A recent poll of 47 economic forecasters offered a glimmer of hope for the economy. However, results point to the economic recession to continue through mid-year 2009.

Released on Monday, the poll was conducted by the National Association of Business Economists (NABE). And while survey results had the economy contracting sharply in the first quarter – the current cyclical downturn rivaling the 1973-75 slump – economist predicted the recession-hit economy would begin to recover in the second half of the year, with a potential growth trend in 2010.

“The steady drumbeat of weak economic and financial market data has made business economists decidedly more pessimistic on the economic outlook for the next several quarters,” said NABE President Chris Varvares. “Credit conditions remain tight and declines in equity markets and home values, combined with significant job losses, are causing consumers to rein in discretionary spending.”
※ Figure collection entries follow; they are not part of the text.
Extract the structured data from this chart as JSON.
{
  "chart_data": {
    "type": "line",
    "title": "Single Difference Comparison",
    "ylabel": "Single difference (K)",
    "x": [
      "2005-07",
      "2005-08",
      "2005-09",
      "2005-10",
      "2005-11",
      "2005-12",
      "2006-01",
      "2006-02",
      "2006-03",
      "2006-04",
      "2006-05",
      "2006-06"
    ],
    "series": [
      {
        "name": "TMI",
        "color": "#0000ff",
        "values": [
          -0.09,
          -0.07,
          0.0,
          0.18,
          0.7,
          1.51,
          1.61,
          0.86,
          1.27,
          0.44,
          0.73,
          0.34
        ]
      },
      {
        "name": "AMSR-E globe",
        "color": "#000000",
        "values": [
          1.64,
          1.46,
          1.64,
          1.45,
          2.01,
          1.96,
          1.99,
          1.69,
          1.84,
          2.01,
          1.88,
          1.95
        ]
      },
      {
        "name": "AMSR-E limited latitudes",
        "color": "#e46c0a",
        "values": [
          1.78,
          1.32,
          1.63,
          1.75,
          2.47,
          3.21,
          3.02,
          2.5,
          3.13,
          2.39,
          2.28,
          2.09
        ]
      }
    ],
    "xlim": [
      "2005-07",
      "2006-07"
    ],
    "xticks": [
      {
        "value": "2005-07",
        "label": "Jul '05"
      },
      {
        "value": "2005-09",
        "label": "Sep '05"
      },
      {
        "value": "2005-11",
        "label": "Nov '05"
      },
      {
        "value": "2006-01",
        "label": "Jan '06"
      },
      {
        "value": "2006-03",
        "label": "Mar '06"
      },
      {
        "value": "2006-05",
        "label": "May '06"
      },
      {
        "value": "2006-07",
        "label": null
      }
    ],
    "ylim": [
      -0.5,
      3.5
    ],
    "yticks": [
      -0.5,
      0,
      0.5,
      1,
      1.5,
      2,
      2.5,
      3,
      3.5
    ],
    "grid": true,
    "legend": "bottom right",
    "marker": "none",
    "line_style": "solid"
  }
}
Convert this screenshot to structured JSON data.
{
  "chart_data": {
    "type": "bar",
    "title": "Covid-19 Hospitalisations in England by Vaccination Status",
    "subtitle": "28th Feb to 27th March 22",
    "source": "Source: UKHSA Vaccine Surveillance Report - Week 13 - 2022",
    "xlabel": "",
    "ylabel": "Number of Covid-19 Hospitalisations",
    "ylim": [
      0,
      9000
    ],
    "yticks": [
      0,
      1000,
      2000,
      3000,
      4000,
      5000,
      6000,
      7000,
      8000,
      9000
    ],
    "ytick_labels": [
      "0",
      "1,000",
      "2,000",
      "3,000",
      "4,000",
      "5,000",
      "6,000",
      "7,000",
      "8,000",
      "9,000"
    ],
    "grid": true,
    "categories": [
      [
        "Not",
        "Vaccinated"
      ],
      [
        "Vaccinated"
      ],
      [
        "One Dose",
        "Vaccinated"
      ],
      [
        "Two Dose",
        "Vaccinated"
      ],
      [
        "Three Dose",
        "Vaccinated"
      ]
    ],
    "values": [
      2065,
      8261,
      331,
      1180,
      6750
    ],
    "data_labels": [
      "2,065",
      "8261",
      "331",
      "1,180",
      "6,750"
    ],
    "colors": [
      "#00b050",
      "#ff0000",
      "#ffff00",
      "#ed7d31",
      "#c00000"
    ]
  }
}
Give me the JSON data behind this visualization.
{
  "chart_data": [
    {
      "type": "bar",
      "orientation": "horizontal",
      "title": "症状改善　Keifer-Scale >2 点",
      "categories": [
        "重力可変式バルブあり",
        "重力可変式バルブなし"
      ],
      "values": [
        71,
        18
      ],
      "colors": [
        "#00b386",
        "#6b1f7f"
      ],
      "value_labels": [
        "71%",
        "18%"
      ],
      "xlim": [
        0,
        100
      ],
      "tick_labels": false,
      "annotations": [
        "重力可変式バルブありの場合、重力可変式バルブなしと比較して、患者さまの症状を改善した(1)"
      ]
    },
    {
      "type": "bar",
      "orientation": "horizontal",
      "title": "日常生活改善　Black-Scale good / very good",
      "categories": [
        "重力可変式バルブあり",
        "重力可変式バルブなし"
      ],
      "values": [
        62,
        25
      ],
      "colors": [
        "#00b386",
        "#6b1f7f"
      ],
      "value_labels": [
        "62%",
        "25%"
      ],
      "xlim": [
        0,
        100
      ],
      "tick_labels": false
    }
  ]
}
Following a sharp 5 percent contraction in the first quarter of this year and another 1.7 percent drop in the second quarter, forecasters predicted real GDP to rise at a sub-par 1.6 percent rate in the second half. This leaves a decline of 0.9 percent in 2009, on the heels of a 0.2 percent decline in 2008.

Forecasters also said the unemployment rate is forecast to rise to 9 percent by the end of the year. Inflation is expected to be moderate, as economic slack builds and as oil prices are forecast to remain relatively depressed.

The good news is that economic activity is expected to turn up in the second half of the year and 2010 is expected to see modestly above-trend growth of 3.1 percent, according to the report.

“While a few reports offer some glimmer of hope, a meaningful recovery is not expected to take hold until next year,” said Varvares. “Further pronounced weakening in housing and deteriorating labor markets underscore the risks for 2009.

“The good news is that economic activity is expected to turn up in the second half of the year and 2010 is expectede to see modestly above-trend growth of 3.1 percent.”